Six years ago, prosecutors in the Philadelphia District Attorney’s Office filed child-abuse charges against a Catholic priest, Robert L. Brennan, only to see their case collapse in less than a month after his accuser was found dead from an accidental drug overdose.

The collapse hit especially hard because a pair of grand jury reports said Brennan had victimized as many as 20 youngsters, making him one of the region’s worst abusers. Yet case after case had been ruled out as too stale under Pennsylvania’s tough statute-of-limitations rules — until Sean McIlmail leveled his accusations.
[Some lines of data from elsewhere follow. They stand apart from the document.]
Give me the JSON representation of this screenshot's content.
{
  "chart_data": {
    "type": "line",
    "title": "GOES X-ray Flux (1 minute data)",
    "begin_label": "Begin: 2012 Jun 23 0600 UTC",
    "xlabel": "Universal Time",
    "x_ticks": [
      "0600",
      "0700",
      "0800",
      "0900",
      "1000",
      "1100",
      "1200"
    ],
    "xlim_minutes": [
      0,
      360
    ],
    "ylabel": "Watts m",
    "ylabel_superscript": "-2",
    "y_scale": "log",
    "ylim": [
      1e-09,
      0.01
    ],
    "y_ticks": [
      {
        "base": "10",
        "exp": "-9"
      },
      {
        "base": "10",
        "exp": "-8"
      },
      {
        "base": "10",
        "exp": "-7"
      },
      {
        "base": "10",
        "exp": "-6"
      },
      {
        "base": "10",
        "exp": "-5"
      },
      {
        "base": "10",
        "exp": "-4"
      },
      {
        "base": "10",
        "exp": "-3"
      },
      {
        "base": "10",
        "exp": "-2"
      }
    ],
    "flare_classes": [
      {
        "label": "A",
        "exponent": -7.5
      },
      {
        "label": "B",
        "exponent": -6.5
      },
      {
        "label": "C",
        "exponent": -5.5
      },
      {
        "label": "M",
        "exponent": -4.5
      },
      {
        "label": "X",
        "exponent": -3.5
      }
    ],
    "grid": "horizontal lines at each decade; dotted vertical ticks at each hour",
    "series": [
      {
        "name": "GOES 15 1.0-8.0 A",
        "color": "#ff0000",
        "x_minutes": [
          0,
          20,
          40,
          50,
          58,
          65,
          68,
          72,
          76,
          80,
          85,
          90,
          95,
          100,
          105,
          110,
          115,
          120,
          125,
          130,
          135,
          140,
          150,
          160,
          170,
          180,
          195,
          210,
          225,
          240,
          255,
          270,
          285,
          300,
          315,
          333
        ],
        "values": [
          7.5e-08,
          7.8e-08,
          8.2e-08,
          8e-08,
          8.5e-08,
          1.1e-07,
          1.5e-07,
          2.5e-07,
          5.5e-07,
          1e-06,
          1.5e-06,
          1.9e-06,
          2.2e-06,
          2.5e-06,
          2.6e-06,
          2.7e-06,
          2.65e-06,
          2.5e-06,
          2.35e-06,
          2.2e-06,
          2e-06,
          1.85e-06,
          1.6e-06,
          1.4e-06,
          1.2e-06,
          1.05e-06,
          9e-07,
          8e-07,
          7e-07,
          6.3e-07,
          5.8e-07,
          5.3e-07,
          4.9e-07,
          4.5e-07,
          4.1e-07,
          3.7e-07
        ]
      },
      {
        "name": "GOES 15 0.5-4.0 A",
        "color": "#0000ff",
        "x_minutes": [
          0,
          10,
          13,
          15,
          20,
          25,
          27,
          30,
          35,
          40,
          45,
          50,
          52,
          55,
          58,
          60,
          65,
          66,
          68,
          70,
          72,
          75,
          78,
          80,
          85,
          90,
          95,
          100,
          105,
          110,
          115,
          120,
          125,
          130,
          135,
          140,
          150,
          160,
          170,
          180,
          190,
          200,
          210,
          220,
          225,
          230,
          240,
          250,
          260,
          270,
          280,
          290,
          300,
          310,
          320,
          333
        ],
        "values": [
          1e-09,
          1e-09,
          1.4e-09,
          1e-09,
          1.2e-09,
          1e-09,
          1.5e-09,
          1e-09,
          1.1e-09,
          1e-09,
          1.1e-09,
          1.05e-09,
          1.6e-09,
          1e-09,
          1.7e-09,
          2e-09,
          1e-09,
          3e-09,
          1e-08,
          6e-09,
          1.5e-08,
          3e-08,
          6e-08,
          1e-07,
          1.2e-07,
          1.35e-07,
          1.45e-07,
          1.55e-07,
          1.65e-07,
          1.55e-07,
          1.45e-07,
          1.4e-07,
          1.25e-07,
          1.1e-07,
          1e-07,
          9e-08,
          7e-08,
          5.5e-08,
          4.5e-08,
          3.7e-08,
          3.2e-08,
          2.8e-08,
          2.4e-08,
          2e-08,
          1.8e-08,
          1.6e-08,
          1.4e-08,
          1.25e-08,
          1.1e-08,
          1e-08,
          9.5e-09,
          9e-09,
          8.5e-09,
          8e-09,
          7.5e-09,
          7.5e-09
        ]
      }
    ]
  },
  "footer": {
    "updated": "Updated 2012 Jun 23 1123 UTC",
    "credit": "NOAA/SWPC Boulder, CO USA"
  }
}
Now, six years after McIlmail’s death, Brennan, who was defrocked in 2017, faces a new set of criminal charges from a new set of prosecutors.

Pursuing a novel legal strategy, federal authorities on Thursday charged Brennan with a fresh crime. Rather than indicting him for allegedly abusing McIlmail two decades ago, they charged him with four counts of lying to the FBI this year, saying he falsely denied knowing McIlmail or his brother and his churchgoing parents.

The case is the first brought since Philadelphia’s U.S. Attorney William M. McSwain announced a year ago that he had launched an investigation into clergy abuse across Pennsylvania, an unprecedented move for a federal prosecutor.

Zach Hiner, executive director of Survivors Network of Those Abused by Priests (SNAP), praised McSwain for finding a creative way to charge Brennan with a federal crime.